Speaking in Davos in January, Prime Minister Sheikh Hasina sought to assure the world that Bangladesh is “highly committed to ensuring compliance with regard to the ready-made garment industry”.
Meanwhile, her government and the country’s powerful garment factory owners are using the wage strike as a pretext to crack down even further on the labour movement.
It is still extremely difficult for workers to exercise their fundamental labour rights in Bangladesh. For many garment workers, it is near impossible to organise and form unions without retaliation. The Registrar of Trade Unions arbitrarily rejects registration applications from the most active and independent trade union federations and a severe climate of anti-union violence prevails, coupled with near total impunity for the perpetrators.
The Sustainability Compact, agreed between Bangladesh and the EU to improve labour rights in the garment industry, is essentially dead. It is clear that the government has no intention to comply with its terms and is in breach of the labour conditionality of the EU GSP ‘Everything but Arms’ scheme.
But despite Bangladesh’s obvious failure to comply with its international obligations, the European Commission is not taking sufficient action to hold the government to account.
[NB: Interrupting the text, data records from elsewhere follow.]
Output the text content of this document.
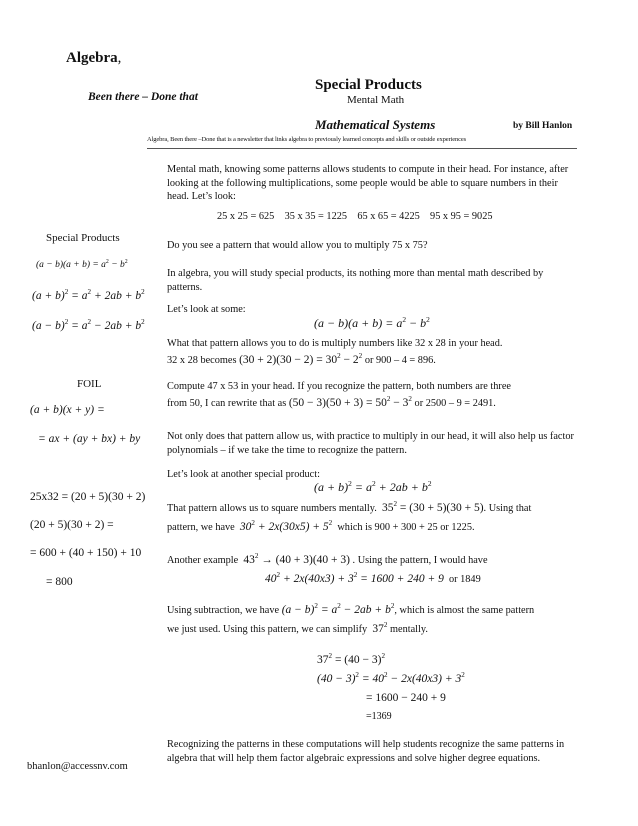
Algebra,
Been there – Done that
Special Products
Mental Math
Mathematical Systems	by Bill Hanlon
Algebra, Been there –Done that is a newsletter that links algebra to previously learned concepts and skills or outside experiences
Special Products
$(a - b)(a + b) = a^2 - b^2$
$(a + b)^2 = a^2 + 2ab + b^2$
$(a - b)^2 = a^2 - 2ab + b^2$
FOIL
(a + b)(x + y) =
= ax + (ay + bx) + by
25x32 = (20 + 5)(30 + 2)
(20 + 5)(30 + 2) =
= 600 + (40 + 150) + 10
= 800
bhanlon@accessnv.com
Mental math, knowing some patterns allows students to compute in their head. For instance, after looking at the following multiplications, some people would be able to square numbers in their head. Let’s look:
25 x 25 = 625    35 x 35 = 1225    65 x 65 = 4225    95 x 95 = 9025
Do you see a pattern that would allow you to multiply 75 x 75?
In algebra, you will study special products, its nothing more than mental math described by patterns.
Let’s look at some:
$(a - b)(a + b) = a^2 - b^2$
What that pattern allows you to do is multiply numbers like 32 x 28 in your head.
32 x 28 becomes $(30 + 2)(30 - 2) = 30^2 - 2^2$ or 900 – 4 = 896.
Compute 47 x 53 in your head. If you recognize the pattern, both numbers are three
from 50, I can rewrite that as $(50 - 3)(50 + 3) = 50^2 - 3^2$ or 2500 – 9 = 2491.
Not only does that pattern allow us, with practice to multiply in our head, it will also help us factor polynomials – if we take the time to recognize the pattern.
Let’s look at another special product:
$(a + b)^2 = a^2 + 2ab + b^2$
That pattern allows us to square numbers mentally. $35^2 = (30 + 5)(30 + 5)$. Using that
pattern, we have $30^2 + 2x(30x5) + 5^2$ which is 900 + 300 + 25 or 1225.
Another example $43^2 \to (40 + 3)(40 + 3)$ . Using the pattern, I would have
$40^2 + 2x(40x3) + 3^2 = 1600 + 240 + 9$ or 1849
Using subtraction, we have $(a - b)^2 = a^2 - 2ab + b^2$, which is almost the same pattern
we just used. Using this pattern, we can simplify $37^2$ mentally.
$37^2 = (40 - 3)^2$
$(40 - 3)^2 = 40^2 - 2x(40x3) + 3^2$
= 1600 − 240 + 9
=1369
Recognizing the patterns in these computations will help students recognize the same patterns in algebra that will help them factor algebraic expressions and solve higher degree equations.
It will take more than dialogue.
The EU must immediately launch an investigation under the GSP. Only the potential loss of market access will demonstrate to the government of Bangladesh that Europe is serious about workers’ rights.
Garment workers in Bangladesh have the unequivocal right to organise. Until the government stops suppressing trade unions and can guarantee a climate in which workers are free to join unions and demand better wages and working conditions, it should not benefit from special trade privileges reserved for those countries that properly respect fundamental labour rights.